To analyze the temporal evolution of the Sun's stellar activity and investigate if there's any resemblance to the 11-year sunspot cycle, we'll follow a similar approach as in exercise 2 (a) to (d) but using the "Sun.csv" dataset. 

In [12]:
# Load data
data = np.loadtxt('../data/raw_data/Sun.csv', delimiter=',', skiprows=1, dtype=float) 
time = data[:, 0]
activity = data[:, 1]

# Plot data
plt.figure(figsize=(16, 6))
plt.plot(time, activity, marker='o', ms=2, linestyle='-', color='b')
plt.xlabel('Time (Julian Date)')
plt.xlim((2439596,2448500))
plt.ylabel('Stellar Activity (s-index)')
plt.title('Stellar Activity (s-index) vs Time (Sun)')
plt.grid(True)
plt.show()


In [None]:
from sklearn.gaussian_process import GaussianProcessRegressor
from sklearn.gaussian_process.kernels import RBF

# Define kernel (squared exponential)
kernel = 1.0 * RBF(length_scale=1.0)

print(type(time),type(activity))
# Apply Gaussian process
gp = GaussianProcessRegressor(kernel=kernel, n_restarts_optimizer=10)
gp.fit(time.reshape(-1, 1), activity)
print(type(time),type(activity))



# Draw samples from the posterior distribution
n_samples = 5
x_pred = np.linspace(min(time), max(time), 1000).reshape(-1, 1)
y_pred, y_std = gp.predict(x_pred, return_std=True)
samples = gp.sample_y(x_pred, n_samples)


In [None]:
# Plot mean predictions and samples
plt.figure(figsize=(15, 6))
plt.plot(x_pred, y_pred, color='red', label='Mean Prediction',alpha=1)
plt.fill_between(x_pred.ravel(), y_pred - y_std, y_pred + y_std, color='pink', alpha=0.5, label='Confidence Interval')
for i in range(n_samples):
    plt.plot(x_pred, samples[:, i], linestyle='--', label=f'Sample {i+1}',alpha=0.5)
plt.scatter(time, activity, color='blue', label='Data')
plt.xlabel('Time')
plt.ylabel('Stellar Activity (s-index)')
plt.title('Mean Prediction with Samples')
plt.legend()
plt.grid(True)
plt.show()




The mean of the posterior distribution in Gaussian Process Regression (GPR) represents the predicted average value of the target variable (in this case, stellar activity or s-index) at each point in time, given the observed data and the learned model.

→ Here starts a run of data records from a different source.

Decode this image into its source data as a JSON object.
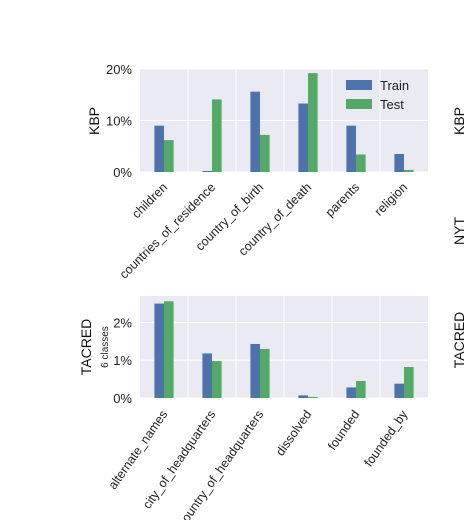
{
  "colors": {
    "train": "#4c72b0",
    "test": "#55a868",
    "plot_bg": "#eaeaf2",
    "grid": "#ffffff"
  },
  "chart_data": [
    {
      "type": "bar",
      "ylabel": "KBP",
      "y_tick_labels": [
        "0%",
        "10%",
        "20%"
      ],
      "ylim": [
        0,
        20
      ],
      "grid": true,
      "legend": "top-right",
      "categories": [
        "children",
        "countries_of_residence",
        "country_of_birth",
        "country_of_death",
        "parents",
        "religion"
      ],
      "series": [
        {
          "name": "Train",
          "values": [
            9.0,
            0.2,
            15.6,
            13.3,
            9.0,
            3.5
          ]
        },
        {
          "name": "Test",
          "values": [
            6.2,
            14.1,
            7.2,
            19.2,
            3.4,
            0.4
          ]
        }
      ]
    },
    {
      "type": "bar",
      "ylabel": "TACRED",
      "ysublabel": "6 classes",
      "y_tick_labels": [
        "0%",
        "1%",
        "2%"
      ],
      "ylim": [
        0,
        2.7
      ],
      "grid": true,
      "categories": [
        "alternate_names",
        "city_of_headquarters",
        "country_of_headquarters",
        "dissolved",
        "founded",
        "founded_by"
      ],
      "series": [
        {
          "name": "Train",
          "values": [
            2.5,
            1.18,
            1.43,
            0.07,
            0.28,
            0.38
          ]
        },
        {
          "name": "Test",
          "values": [
            2.56,
            0.98,
            1.3,
            0.03,
            0.45,
            0.82
          ]
        }
      ]
    }
  ],
  "side_labels": [
    "KBP",
    "NYT",
    "TACRED"
  ]
}
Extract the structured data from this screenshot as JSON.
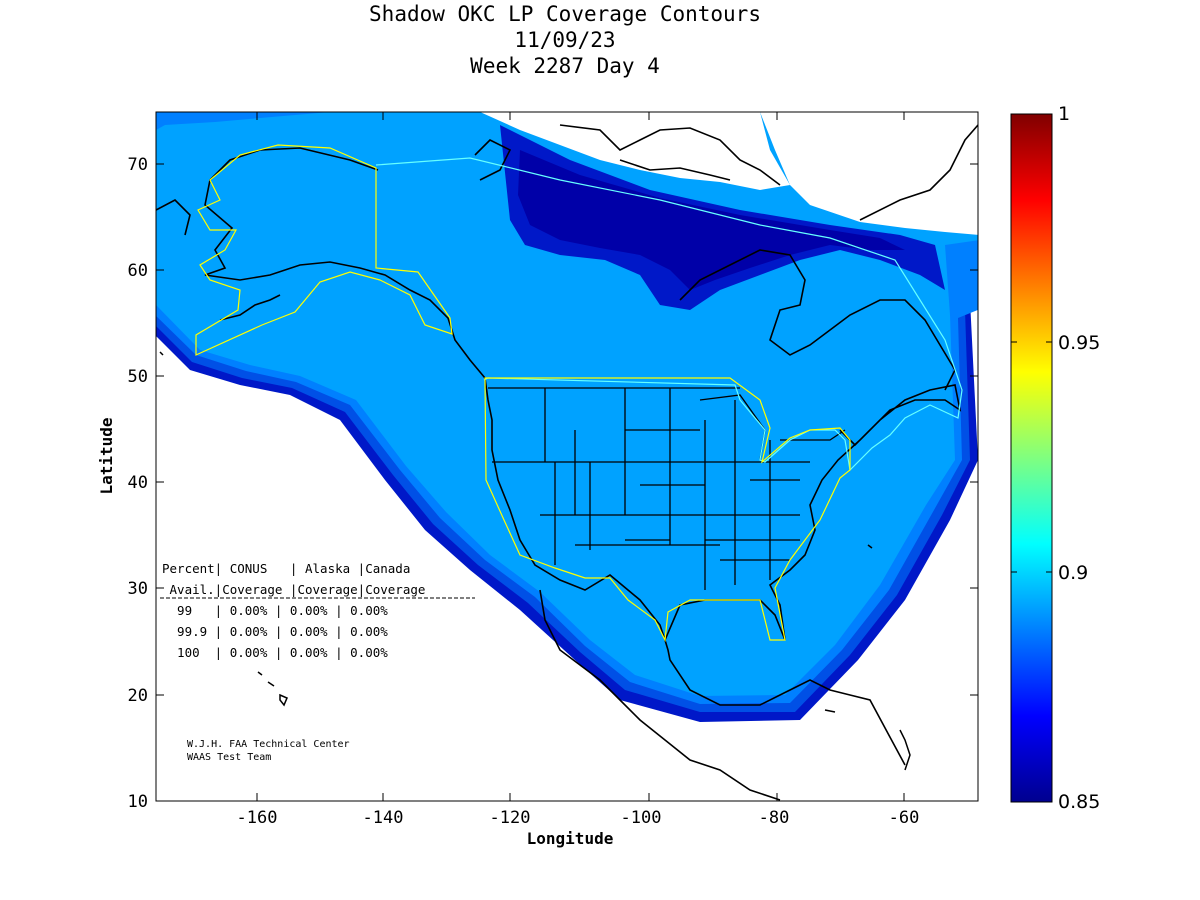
{
  "title": {
    "line1": "Shadow OKC LP Coverage Contours",
    "line2": "11/09/23",
    "line3": "Week 2287 Day 4"
  },
  "axes": {
    "xlabel": "Longitude",
    "ylabel": "Latitude",
    "x_ticks": [
      "-160",
      "-140",
      "-120",
      "-100",
      "-80",
      "-60"
    ],
    "y_ticks": [
      "10",
      "20",
      "30",
      "40",
      "50",
      "60",
      "70"
    ],
    "xlim": [
      -175,
      -50
    ],
    "ylim": [
      10,
      75
    ]
  },
  "colorbar": {
    "ticks": [
      "0.85",
      "0.9",
      "0.95",
      "1"
    ],
    "range": [
      0.85,
      1
    ],
    "colormap": "jet"
  },
  "coverage_table": {
    "header1": "Percent| CONUS   | Alaska |Canada",
    "header2": " Avail.|Coverage |Coverage|Coverage",
    "rows": [
      "  99   | 0.00% | 0.00% | 0.00%",
      "  99.9 | 0.00% | 0.00% | 0.00%",
      "  100  | 0.00% | 0.00% | 0.00%"
    ]
  },
  "credits": {
    "line1": "W.J.H. FAA Technical Center",
    "line2": "WAAS Test Team"
  },
  "colors": {
    "background_outside": "#ffffff",
    "contour_main": "#00a2ff",
    "contour_ring1": "#0080ff",
    "contour_ring2": "#0050e6",
    "contour_ring3": "#0018c8",
    "contour_low": "#0000a8",
    "service_boundary": "#ffff00"
  }
}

Regarding the temporal evolution of the data, if the mean of the posterior distribution shows periodic behavior over time, it suggests that there is a pattern or cycle in the data. In the context of solar activity, the 11-year sunspot cycle is a well-known periodic phenomenon. Sunspots are dark spots on the Sun's surface associated with strong magnetic activity, and their numbers vary cyclically over approximately 11 years.

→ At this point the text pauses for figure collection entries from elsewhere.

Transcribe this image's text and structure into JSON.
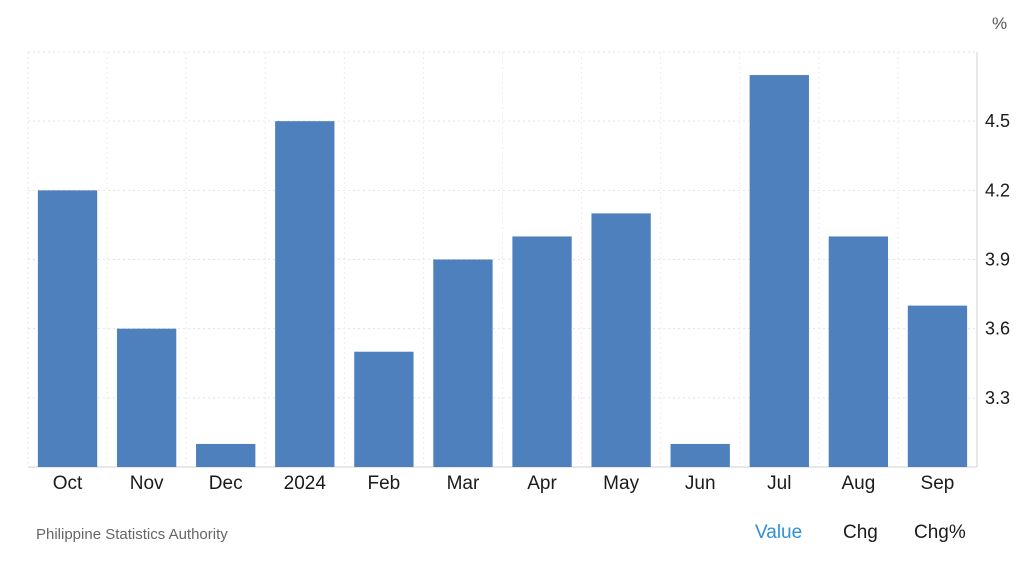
{
  "chart_data": {
    "type": "bar",
    "categories": [
      "Oct",
      "Nov",
      "Dec",
      "2024",
      "Feb",
      "Mar",
      "Apr",
      "May",
      "Jun",
      "Jul",
      "Aug",
      "Sep"
    ],
    "series": [
      {
        "values": [
          4.2,
          3.6,
          3.1,
          4.5,
          3.5,
          3.9,
          4.0,
          4.1,
          3.1,
          4.7,
          4.0,
          3.7
        ]
      }
    ],
    "yticks": [
      3.3,
      3.6,
      3.9,
      4.2,
      4.5
    ],
    "ylim": [
      3.0,
      4.8
    ],
    "ylabel": "%",
    "grid": true,
    "yaxis_position": "right",
    "bar_color": "#4d80bd"
  },
  "source": "Philippine Statistics Authority",
  "toggles": {
    "value": "Value",
    "chg": "Chg",
    "chg_pct": "Chg%"
  },
  "colors": {
    "active_toggle": "#2f8fd8"
  }
}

If the mean of the posterior distribution exhibits a similar periodic pattern to the 11-year sunspot cycle, it would indicate that the Gaussian process model has captured the underlying temporal structure in the data, potentially reflecting the periodic nature of solar activity. This resemblance would suggest that the model is effectively capturing the cyclic behavior inherent in the data, similar to the known sunspot cycle.

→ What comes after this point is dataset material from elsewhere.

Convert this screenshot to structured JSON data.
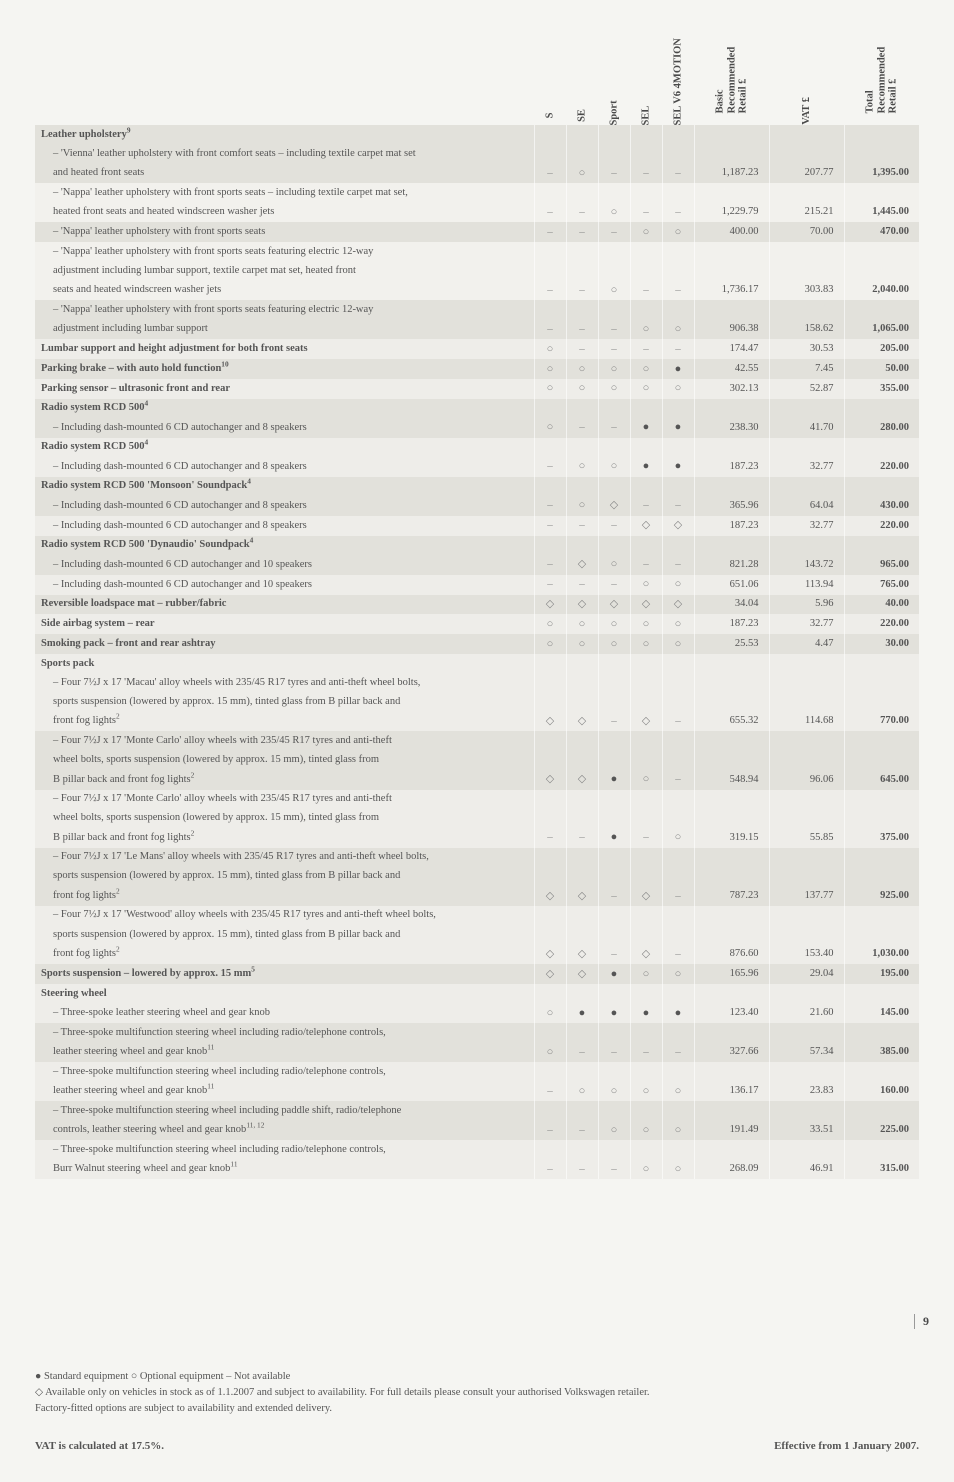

However, it's important to note that the presence of a periodic pattern in the mean of the posterior distribution doesn't necessarily imply a direct resemblance to the 11-year sunspot cycle. Other factors and phenomena can also contribute to temporal patterns in stellar activity data. Further analysis and comparison with known solar phenomena would be necessary to establish a definitive connection.